This year I decided it might be interesting to report on the results of the book discussions that take place here at our library each month. If you have read this book and would like to offer an opinion we would love to hear it too.
Yesterday we reviewed Scott Simon’s book Baby We Were Meant for Each Other: In Praise of Adoption. This title was suggested by one of our members because she had been listening to an interview of the author, Scott Simon, who is host of the NPR program Weekend Edition. He wrote about his experience adopting two baby girls from China and of the trials and the joys of the adoption process. In addition he writes about many other adoption stories, mostly by famous or financially-secure people who were able to offer loving homes to needy children.
In the course of our discussion we shared our own stories about people we knew who had adopted children who had positive experiences, but we also learned that an adoption can turn out to have negative consequences. One hopes children are going into loving and nurturing homes but that is not always the case.
In any case, we came away with a greater awareness of the need and value of adoption and recognize that children need to know they have been adopted and will have to grapple with the fact that someone gave them up.
After many meanderings around the topic we even went so far as to discuss what it means to be a parent and how parenthood isn’t the best thing for everyone anyway.
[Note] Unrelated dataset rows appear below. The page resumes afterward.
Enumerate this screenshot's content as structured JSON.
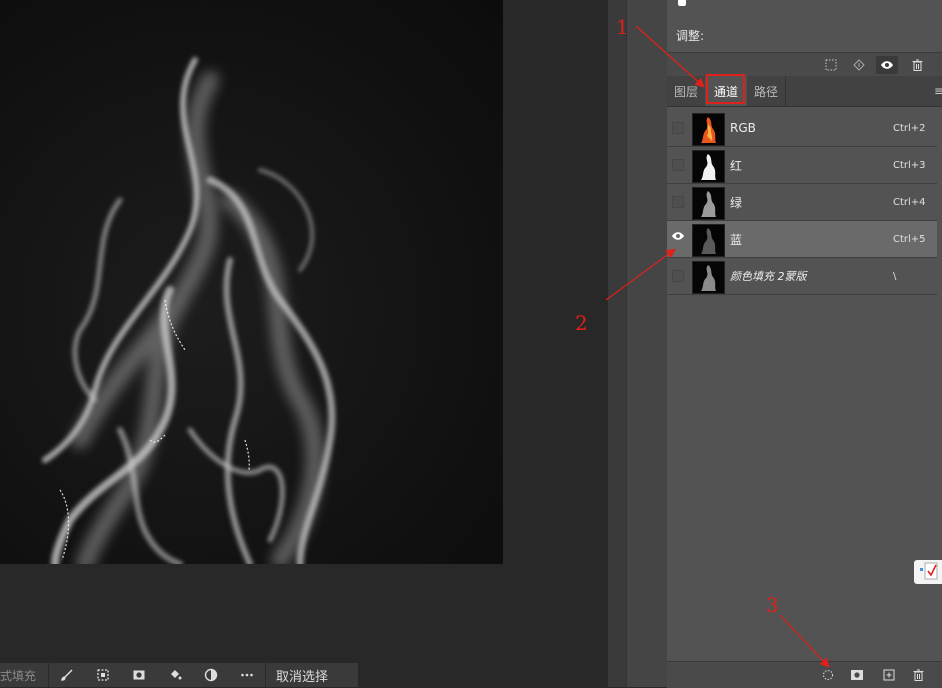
{
  "canvas": {
    "context_bar": {
      "fill_label": "式填充",
      "deselect_label": "取消选择",
      "icons": [
        "brush-icon",
        "transform-icon",
        "mask-icon",
        "bucket-icon",
        "adjust-icon",
        "more-icon"
      ]
    }
  },
  "panel": {
    "adjustments_label": "调整:",
    "tabs": [
      {
        "label": "图层"
      },
      {
        "label": "通道"
      },
      {
        "label": "路径"
      }
    ],
    "channels": [
      {
        "name": "RGB",
        "shortcut": "Ctrl+2",
        "visible": false,
        "thumb": "color"
      },
      {
        "name": "红",
        "shortcut": "Ctrl+3",
        "visible": false,
        "thumb": "white"
      },
      {
        "name": "绿",
        "shortcut": "Ctrl+4",
        "visible": false,
        "thumb": "gray"
      },
      {
        "name": "蓝",
        "shortcut": "Ctrl+5",
        "visible": true,
        "thumb": "dark"
      },
      {
        "name": "颜色填充 2蒙版",
        "shortcut": "\\",
        "visible": false,
        "thumb": "gray"
      }
    ]
  },
  "annotations": [
    {
      "label": "1"
    },
    {
      "label": "2"
    },
    {
      "label": "3"
    }
  ],
  "colors": {
    "annotation": "#e0201a",
    "panel_bg": "#535353",
    "active_row": "#6a6a6a"
  }
}
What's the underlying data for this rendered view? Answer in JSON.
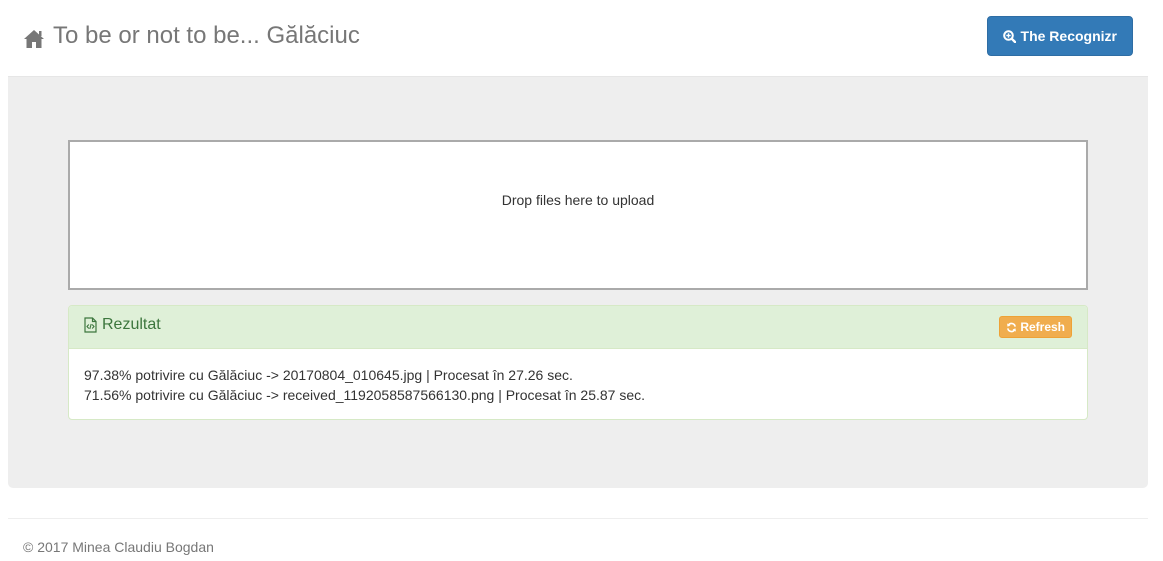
{
  "navbar": {
    "brand_icon": "home-icon",
    "brand_text": "To be or not to be... Gălăciuc",
    "button_icon": "zoom-in-icon",
    "button_label": "The Recognizr",
    "button_color": "#337ab7"
  },
  "dropzone": {
    "message": "Drop files here to upload"
  },
  "results_panel": {
    "title_icon": "code-file-icon",
    "title": "Rezultat",
    "refresh_icon": "refresh-icon",
    "refresh_label": "Refresh",
    "refresh_color": "#f0ad4e",
    "heading_color": "#dff0d8",
    "lines": [
      "97.38% potrivire cu Gălăciuc -> 20170804_010645.jpg | Procesat în 27.26 sec.",
      "71.56% potrivire cu Gălăciuc -> received_1192058587566130.png | Procesat în 25.87 sec."
    ]
  },
  "footer": {
    "text": "© 2017 Minea Claudiu Bogdan"
  }
}
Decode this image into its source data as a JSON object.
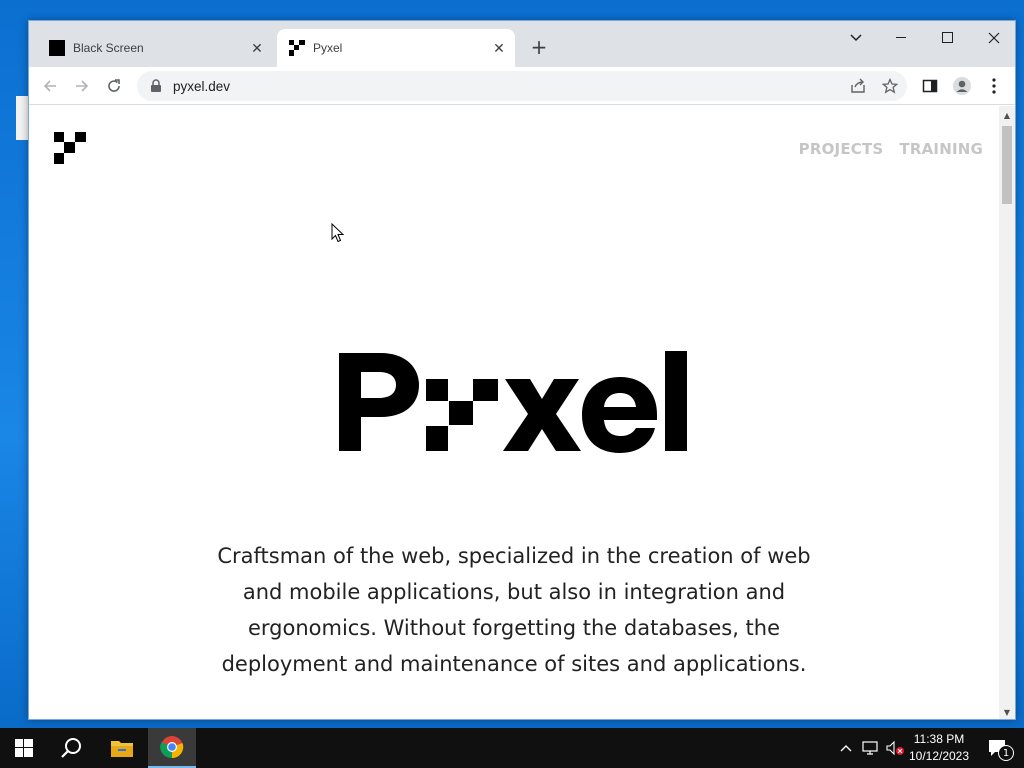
{
  "browser": {
    "tabs": [
      {
        "title": "Black Screen",
        "active": false,
        "favicon": "black-square-icon"
      },
      {
        "title": "Pyxel",
        "active": true,
        "favicon": "pyxel-logo-icon"
      }
    ],
    "url": "pyxel.dev"
  },
  "site": {
    "nav": [
      "PROJECTS",
      "TRAINING"
    ],
    "hero_wordmark": "Pyxel",
    "tagline_lines": [
      "Craftsman of the web, specialized in the creation of web",
      "and mobile applications, but also in integration and",
      "ergonomics. Without forgetting the databases, the",
      "deployment and maintenance of sites and applications."
    ]
  },
  "taskbar": {
    "time": "11:38 PM",
    "date": "10/12/2023",
    "notification_count": "1"
  },
  "colors": {
    "accent": "#0a78d7",
    "nav_text": "#c6c6c6",
    "logo": "#000000"
  }
}
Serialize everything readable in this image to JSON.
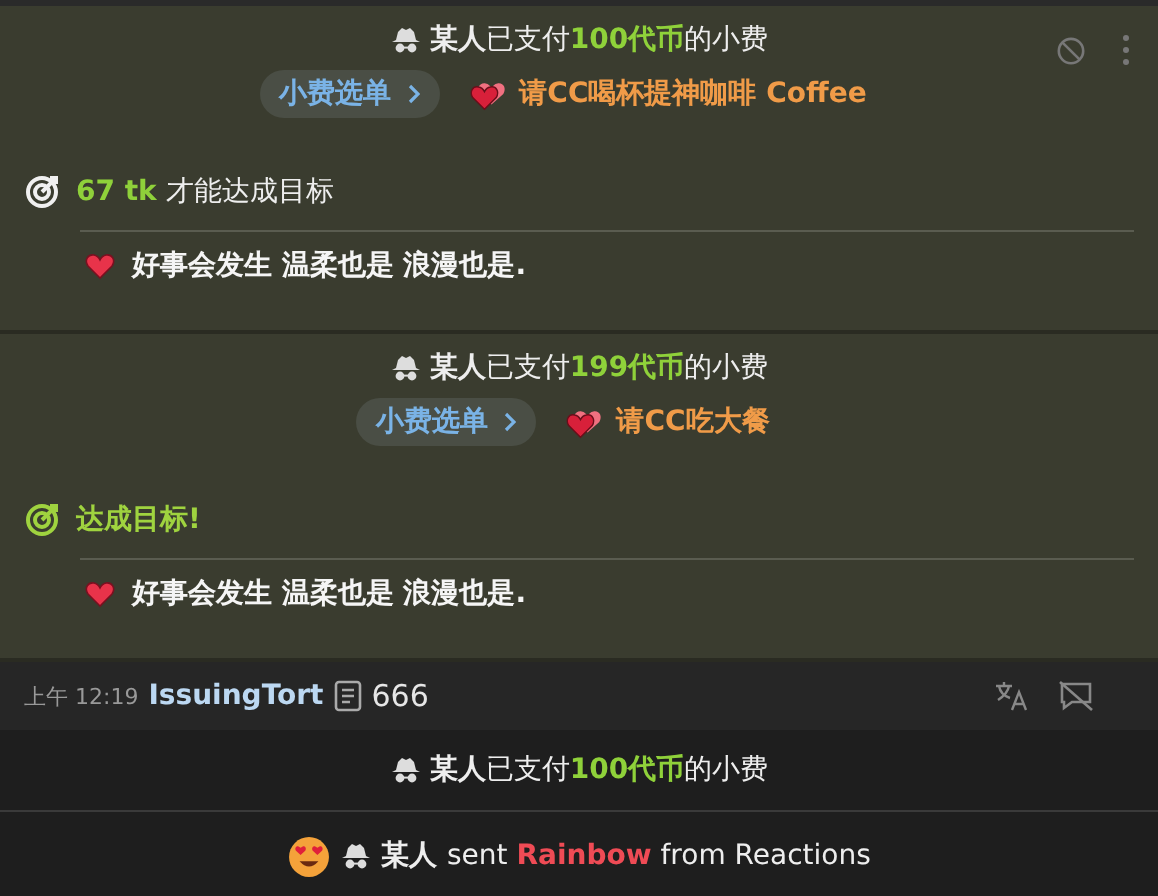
{
  "tip_cards": [
    {
      "payer": "某人",
      "verb": "已支付",
      "amount": "100代币",
      "suffix": "的小费",
      "menu_button": "小费选单",
      "item": "请CC喝杯提神咖啡 Coffee",
      "goal": {
        "amount": "67 tk",
        "text": "才能达成目标",
        "reached": false
      },
      "message": "好事会发生 温柔也是 浪漫也是.",
      "actions": true
    },
    {
      "payer": "某人",
      "verb": "已支付",
      "amount": "199代币",
      "suffix": "的小费",
      "menu_button": "小费选单",
      "item": "请CC吃大餐",
      "goal": {
        "text": "达成目标!",
        "reached": true
      },
      "message": "好事会发生 温柔也是 浪漫也是.",
      "actions": false
    }
  ],
  "chat_message": {
    "time": "上午 12:19",
    "username": "IssuingTort",
    "text": "666"
  },
  "tip_line": {
    "payer": "某人",
    "verb": "已支付",
    "amount": "100代币",
    "suffix": "的小费"
  },
  "reaction_line": {
    "sender": "某人",
    "verb": "sent",
    "reaction": "Rainbow",
    "suffix": "from Reactions"
  }
}
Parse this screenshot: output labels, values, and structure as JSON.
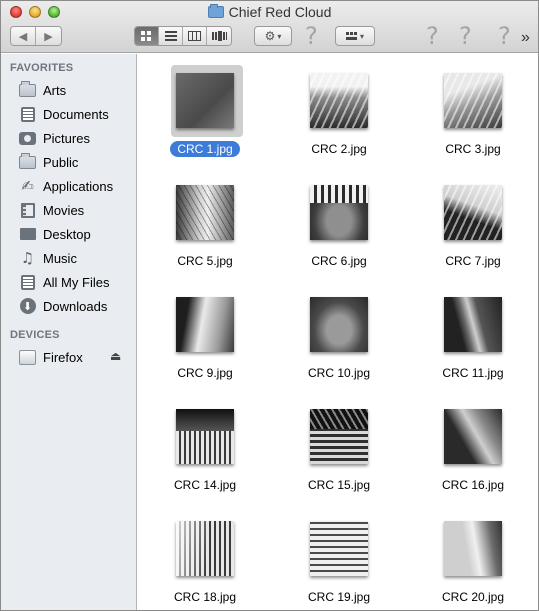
{
  "window": {
    "title": "Chief Red Cloud"
  },
  "toolbar": {
    "back_icon": "chevron-left-icon",
    "forward_icon": "chevron-right-icon",
    "view_modes": [
      "icon-view",
      "list-view",
      "column-view",
      "coverflow-view"
    ],
    "active_view": "icon-view",
    "action_icon": "gear-icon",
    "arrange_icon": "arrange-icon",
    "help_glyph": "?",
    "overflow_glyph": "»"
  },
  "sidebar": {
    "favorites_heading": "FAVORITES",
    "favorites": [
      {
        "label": "Arts",
        "icon": "folder-icon"
      },
      {
        "label": "Documents",
        "icon": "documents-icon"
      },
      {
        "label": "Pictures",
        "icon": "camera-icon"
      },
      {
        "label": "Public",
        "icon": "folder-icon"
      },
      {
        "label": "Applications",
        "icon": "applications-icon"
      },
      {
        "label": "Movies",
        "icon": "film-icon"
      },
      {
        "label": "Desktop",
        "icon": "desktop-icon"
      },
      {
        "label": "Music",
        "icon": "music-icon"
      },
      {
        "label": "All My Files",
        "icon": "all-files-icon"
      },
      {
        "label": "Downloads",
        "icon": "downloads-icon"
      }
    ],
    "devices_heading": "DEVICES",
    "devices": [
      {
        "label": "Firefox",
        "icon": "disk-icon"
      }
    ],
    "eject_glyph": "⏏"
  },
  "files": [
    {
      "name": "CRC 1.jpg",
      "selected": true
    },
    {
      "name": "CRC 2.jpg"
    },
    {
      "name": "CRC 3.jpg"
    },
    {
      "name": "CRC 5.jpg"
    },
    {
      "name": "CRC 6.jpg"
    },
    {
      "name": "CRC 7.jpg"
    },
    {
      "name": "CRC 9.jpg"
    },
    {
      "name": "CRC 10.jpg"
    },
    {
      "name": "CRC 11.jpg"
    },
    {
      "name": "CRC 14.jpg"
    },
    {
      "name": "CRC 15.jpg"
    },
    {
      "name": "CRC 16.jpg"
    },
    {
      "name": "CRC 18.jpg"
    },
    {
      "name": "CRC 19.jpg"
    },
    {
      "name": "CRC 20.jpg"
    }
  ],
  "colors": {
    "selection": "#3d7bd9",
    "sidebar_bg": "#e9ecf0",
    "section_heading": "#6f7680"
  }
}
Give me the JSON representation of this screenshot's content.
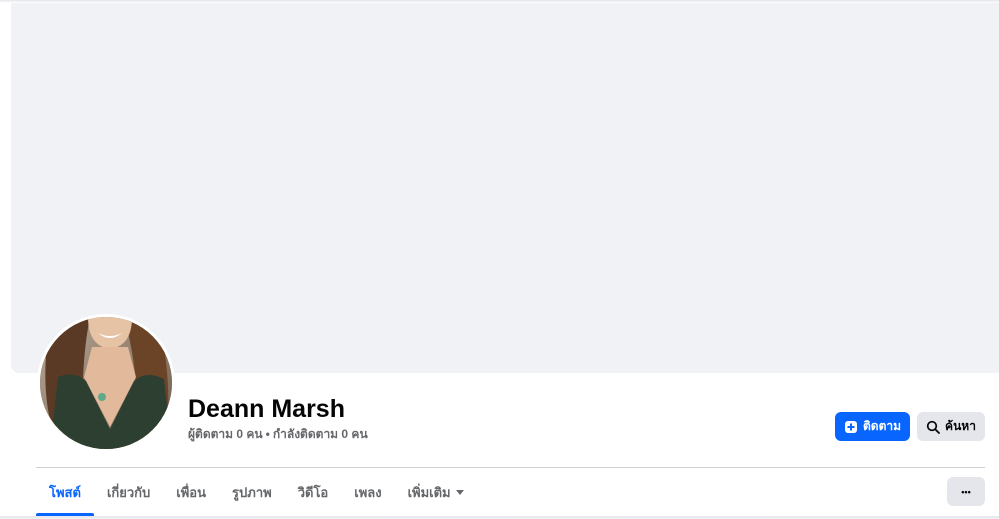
{
  "profile": {
    "name": "Deann Marsh",
    "followers": "ผู้ติดตาม 0 คน",
    "separator": "•",
    "following": "กำลังติดตาม 0 คน"
  },
  "actions": {
    "follow_label": "ติดตาม",
    "follow_icon": "follow-icon",
    "search_label": "ค้นหา",
    "search_icon": "search-icon",
    "more_label": "•••"
  },
  "tabs": [
    {
      "label": "โพสต์",
      "active": true
    },
    {
      "label": "เกี่ยวกับ",
      "active": false
    },
    {
      "label": "เพื่อน",
      "active": false
    },
    {
      "label": "รูปภาพ",
      "active": false
    },
    {
      "label": "วิดีโอ",
      "active": false
    },
    {
      "label": "เพลง",
      "active": false
    },
    {
      "label": "เพิ่มเติม",
      "active": false,
      "dropdown": true
    }
  ],
  "colors": {
    "accent": "#0866ff",
    "cover": "#f0f2f5",
    "button_gray": "#e4e6eb",
    "secondary_text": "#65676b"
  }
}
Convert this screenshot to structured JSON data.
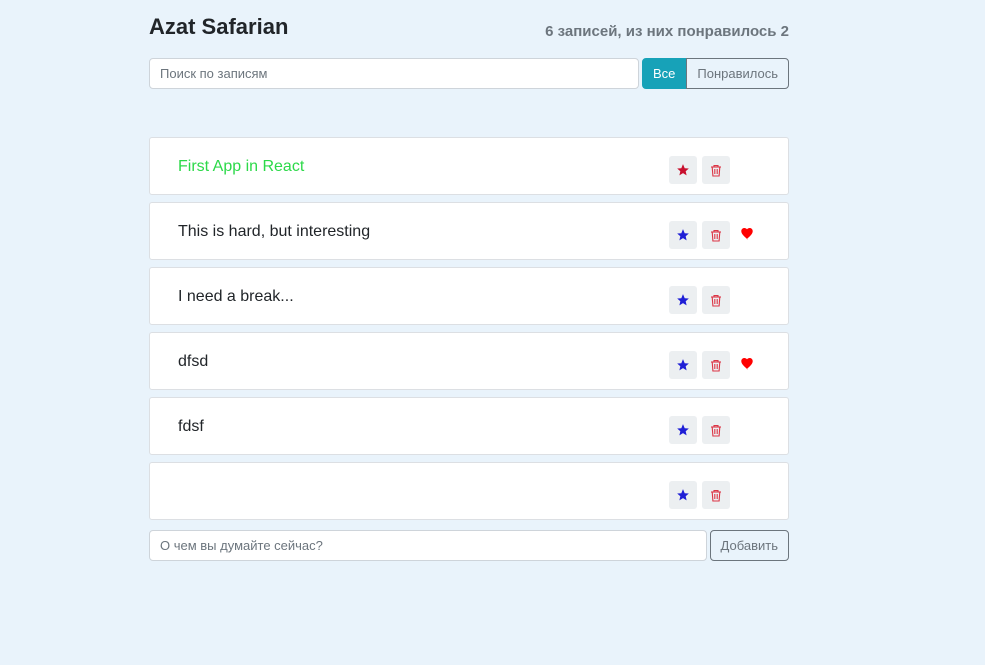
{
  "header": {
    "title": "Azat Safarian",
    "summary": "6 записей, из них понравилось 2"
  },
  "search": {
    "placeholder": "Поиск по записям",
    "value": ""
  },
  "filter": {
    "all_label": "Все",
    "liked_label": "Понравилось",
    "active": "all"
  },
  "posts": [
    {
      "label": "First App in React",
      "important": true,
      "liked": false
    },
    {
      "label": "This is hard, but interesting",
      "important": false,
      "liked": true
    },
    {
      "label": "I need a break...",
      "important": false,
      "liked": false
    },
    {
      "label": "dfsd",
      "important": false,
      "liked": true
    },
    {
      "label": "fdsf",
      "important": false,
      "liked": false
    },
    {
      "label": "",
      "important": false,
      "liked": false
    }
  ],
  "add_form": {
    "placeholder": "О чем вы думайте сейчас?",
    "value": "",
    "submit_label": "Добавить"
  },
  "colors": {
    "background": "#e9f3fb",
    "accent": "#17a2b8",
    "important_text": "#2cd949",
    "star_default": "#1f1fd6",
    "star_important": "#c8102e",
    "trash": "#dc3545",
    "heart": "#ff0000"
  },
  "icons": {
    "star": "star-icon",
    "trash": "trash-icon",
    "heart": "heart-icon"
  }
}
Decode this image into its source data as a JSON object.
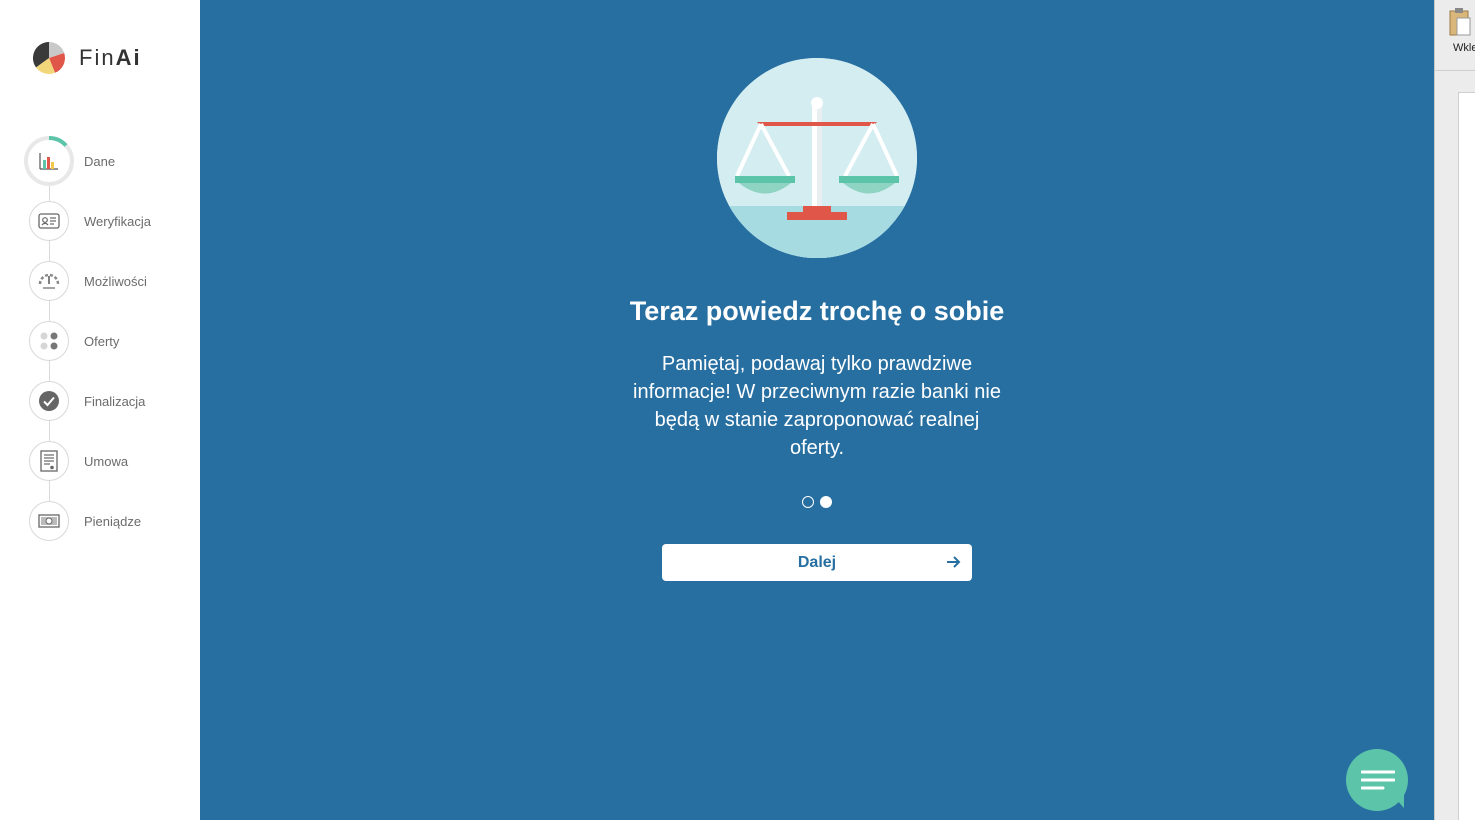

In sum, we were glad to read a light, short and cheerful book for a change, especially during the busy holiday period. We learned a lot more about international adoptions in foreign cultures and came away with a greater appreciation for those people who are willing and able to open their arms selflessly with love, patience and understanding to raise someone else’s child as their own.
Another title which explores these issues is the novel The Possibility of You by Patricia Redmond which deals with the subject of unplanned pregnancies and adoption through the lives of three women living in three different time periods in the 20th century. Their interlocking stories underscore the universal human need for connection, identity and belonging that we all share.